What felt like over-specification at the beginning ended up saving time everywhere else. There was less cleanup, fewer edge cases, and far less guessing about intent.

The lesson here is simple: precision scales better than flexibility. Clear rules give models less room to wander and give systems more room to grow.

Designing for Failure Instead of Hoping for Success

Financial data is rarely perfect. Numbers arrive late, sources go missing, and gaps appear without warning. Early versions of the system behaved as if completeness was guaranteed. When data was missing, the model either stalled or quietly produced partial answers that looked finished. Both outcomes were dangerous.

Silence turned out to be worse than uncertainty. An empty or vague response left users guessing whether the system failed or whether there was simply nothing to report. Even worse, partial data sometimes led to confident conclusions built on incomplete information.

The fix was to teach agents how to fail honestly. If data was missing, the response had to say so. If an answer was incomplete, it had to explain why and what was known so far. For example, instead of stating “Revenue decreased last month,” the system learned to say, “Revenue data for the final week is unavailable, so this reflects a partial view.”

This kind of honesty changed how the system was perceived. Users trusted it more, not less. They understood the limits and could make informed decisions.

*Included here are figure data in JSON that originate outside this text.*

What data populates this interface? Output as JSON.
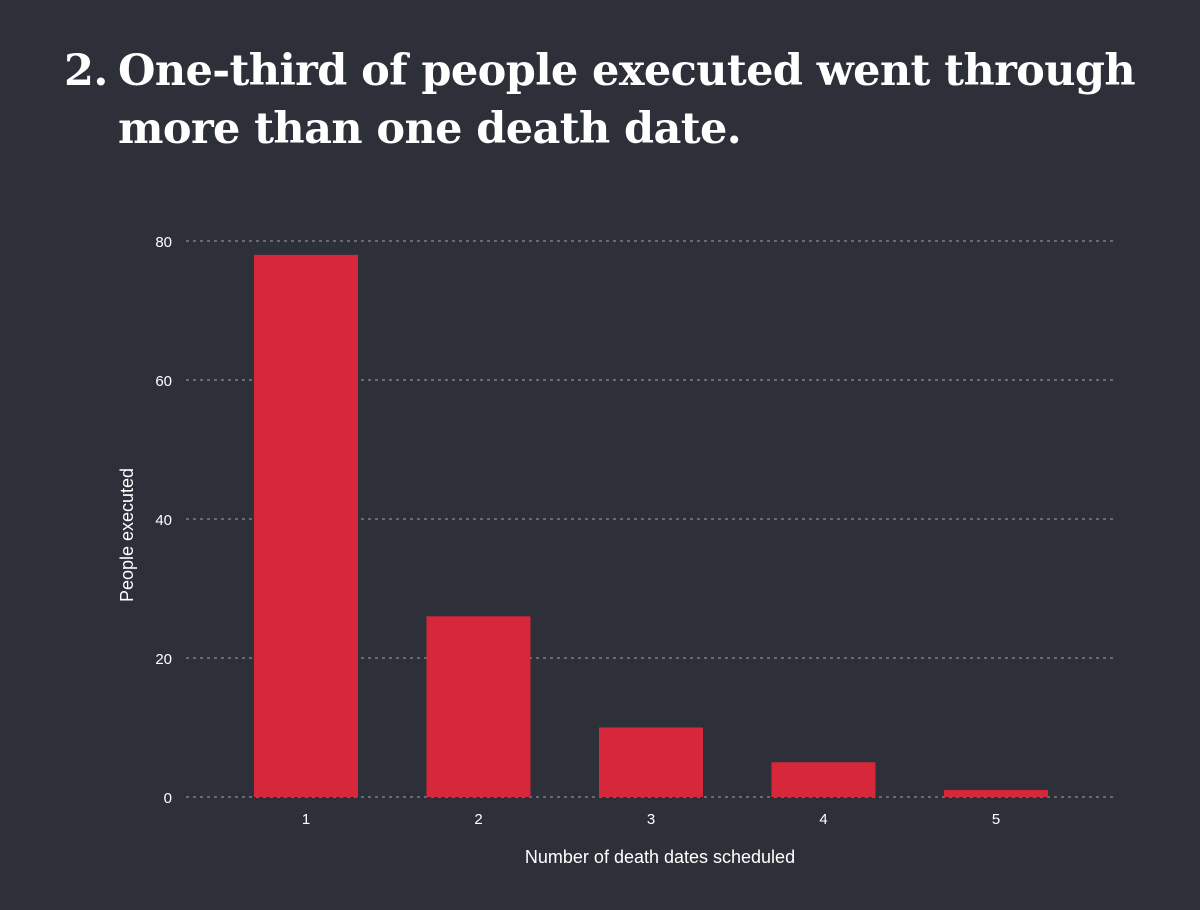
{
  "title": {
    "number": "2.",
    "text": "One-third of people executed went through more than one death date."
  },
  "chart_data": {
    "type": "bar",
    "xlabel": "Number of death dates scheduled",
    "ylabel": "People executed",
    "categories": [
      "1",
      "2",
      "3",
      "4",
      "5"
    ],
    "values": [
      78,
      26,
      10,
      5,
      1
    ],
    "ylim": [
      0,
      80
    ],
    "yticks": [
      "0",
      "20",
      "40",
      "60",
      "80"
    ],
    "grid": true,
    "colors": {
      "bar": "#d7283b",
      "grid": "#8a8d94",
      "text": "#ffffff",
      "background": "#2d3038"
    }
  }
}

The lesson was clear: graceful degradation builds long-term trust. A system that admits uncertainty is far more reliable than one that hides it.

Efficiency Is Part of the Prompt

At first, it was easy to ignore performance. A single extra query here or there didn’t seem expensive, especially when everything worked in small tests. But once real usage began, the cost of “just one more query” added up quickly. Latency increased. Systems slowed down. What felt harmless in a demo became painful at scale.

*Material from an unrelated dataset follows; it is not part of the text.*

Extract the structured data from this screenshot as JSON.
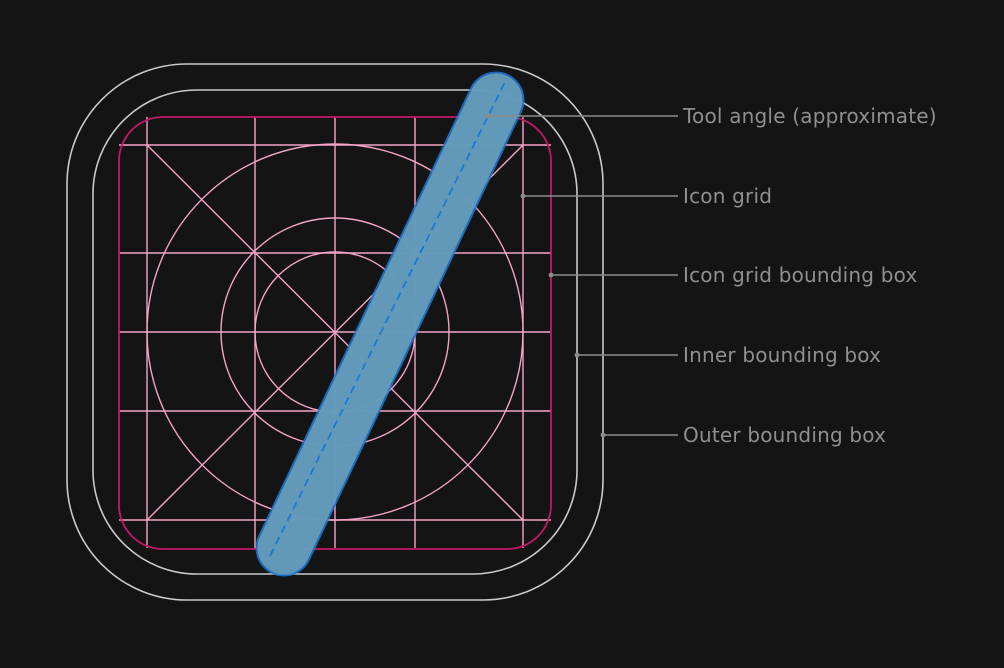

The issue wasn’t the model it was how the prompts thought about work. Step-by-step reasoning often translated into step-by-step data fetching, even when multiple steps could be handled together. The system was correct, but inefficient.

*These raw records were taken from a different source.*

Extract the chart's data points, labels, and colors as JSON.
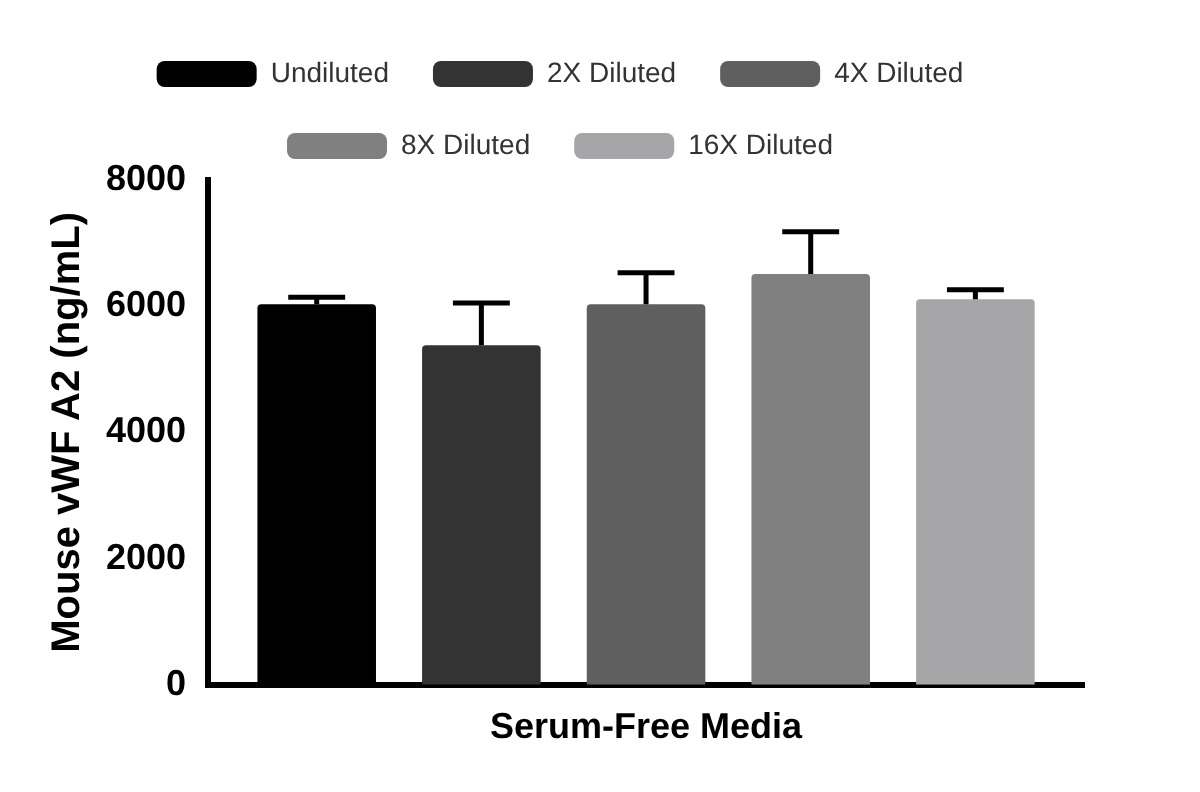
{
  "chart_data": {
    "type": "bar",
    "ylabel": "Mouse vWF A2 (ng/mL)",
    "categories": [
      "Serum-Free Media"
    ],
    "series": [
      {
        "name": "Undiluted",
        "color": "#000000",
        "values": [
          6030
        ],
        "errors": [
          [
            6030,
            6140
          ]
        ]
      },
      {
        "name": "2X Diluted",
        "color": "#333333",
        "values": [
          5380
        ],
        "errors": [
          [
            5380,
            6050
          ]
        ]
      },
      {
        "name": "4X Diluted",
        "color": "#5f5f5f",
        "values": [
          6030
        ],
        "errors": [
          [
            6030,
            6530
          ]
        ]
      },
      {
        "name": "8X Diluted",
        "color": "#808080",
        "values": [
          6510
        ],
        "errors": [
          [
            6510,
            7180
          ]
        ]
      },
      {
        "name": "16X Diluted",
        "color": "#a6a6a8",
        "values": [
          6110
        ],
        "errors": [
          [
            6110,
            6260
          ]
        ]
      }
    ],
    "ylim": [
      0,
      8000
    ],
    "yticks": [
      0,
      2000,
      4000,
      6000,
      8000
    ],
    "grid": false,
    "legend": "top"
  }
}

Things changed when prompts were taught to think in batches. Instead of asking for one month at a time, they asked for all relevant months at once. Instead of repeating similar requests, they grouped them. This small shift reduced load, sped up responses, and made the system more predictable under pressure.

The takeaway was simple but important: prompt engineering isn’t free. Every instruction has a cost. Good prompts don’t just aim for correct answers they respect time, compute, and scale.

Conclusion

This project changed how we think about language models. They aren’t magic oracles waiting for better questions they’re systems that need guidance, boundaries, and structure to behave reliably. The more we treated prompts as isolated pieces of text, the more fragile the results became.

What worked was thinking beyond prompts. Clear roles, strict structure, explicit limits, and careful handling of time and data turned vague reasoning into something dependable. The real shift wasn’t in how questions were asked, but in how reasoning itself was designed.

Prompt engineering, in this sense, stopped being about wording and started being about architecture. We moved from asking models to “figure things out” to building systems that help them reason step by step, fail honestly, and explain clearly.

This approach still isn’t perfect. Edge cases exist. Ambiguous questions still require judgment. Data is still messy. But the difference is control. When things break now, we understand why and we know where to fix them.

That may be the most important lesson of all: prompt engineering isn’t about clever prompts. It’s about designing systems that make good reasoning possible.